To reverse the trend of steadily increasing veterinary student debt, the University of Florida College of Veterinary Medicine has launched a scholarship initiative aimed at rapidly increasing annual scholarship awards by tenfold.
Dean James W. Lloyd said, “We expect to be awarding $5 million in scholarship funds every year, within the next decade.”
He said there is concern that the escalating student debt load is restricting recruitment and possibly having a negative impact on the choice of career pathway among veterinary graduates.
The dean first announced the scholarship initiative in January at the North American Veterinary Community Conference in Orlando, Florida, saying that the initiative had received its first major contribution—a challenge matching gift of $100,000 from UF professor emeritus Dr. Paul Nicoletti for donations made by May 15 to the Dean’s Scholarship Endowment.

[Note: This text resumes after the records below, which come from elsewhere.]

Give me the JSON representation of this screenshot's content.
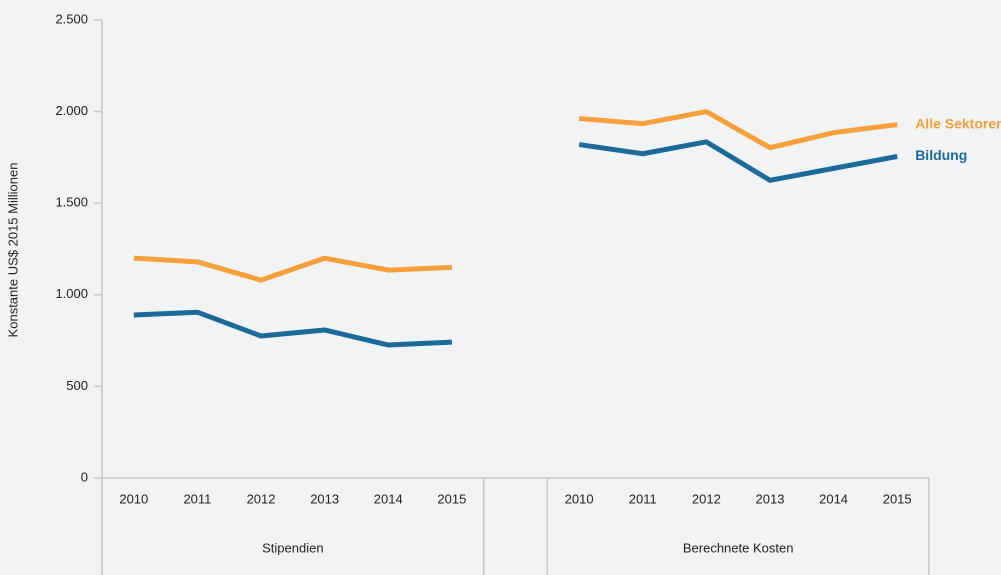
{
  "chart_data": {
    "type": "line",
    "y_label": "Konstante US$ 2015 Millionen",
    "categories": [
      "2010",
      "2011",
      "2012",
      "2013",
      "2014",
      "2015",
      null,
      "2010",
      "2011",
      "2012",
      "2013",
      "2014",
      "2015"
    ],
    "groups": [
      "Stipendien",
      "Berechnete Kosten"
    ],
    "series": [
      {
        "name": "Alle Sektoren",
        "color": "#f5a03a",
        "values": [
          1200,
          1180,
          1080,
          1200,
          1135,
          1150,
          null,
          1962,
          1934,
          2000,
          1803,
          1885,
          1929
        ]
      },
      {
        "name": "Bildung",
        "color": "#1b6a9a",
        "values": [
          890,
          905,
          775,
          808,
          726,
          742,
          null,
          1820,
          1770,
          1835,
          1625,
          1690,
          1755
        ]
      }
    ],
    "ylim": [
      0,
      2500
    ],
    "yticks": [
      0,
      {
        "value": 500,
        "label": "500"
      },
      {
        "value": 1000,
        "label": "1.000"
      },
      {
        "value": 1500,
        "label": "1.500"
      },
      {
        "value": 2000,
        "label": "2.000"
      },
      {
        "value": 2500,
        "label": "2.500"
      }
    ],
    "legend": "end"
  }
}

“Although other veterinary medical colleges also actively pursue student scholarships, our college is the first to have a development officer dedicated entirely to fundraising for scholarship support,” Dr. Lloyd said. Following a national search, he appointed Patricia Wlasuk to the post in January. She reported that the Nicoletti Challenge was met, raising $104,727.
Referring to the scholarship initiative as well as his hope to temper the increasing cost of veterinary medical education, Dr. Lloyd said, “Our goal is to see the average veterinary student’s debt load decrease instead of continuing to escalate.”
According to the recently released AVMA 2015 Report on Veterinary Debt and Income, mean educational debt for new veterinarians has grown by about $6,854 annually over the past 10 years and stood at an estimated $135,000 in 2014.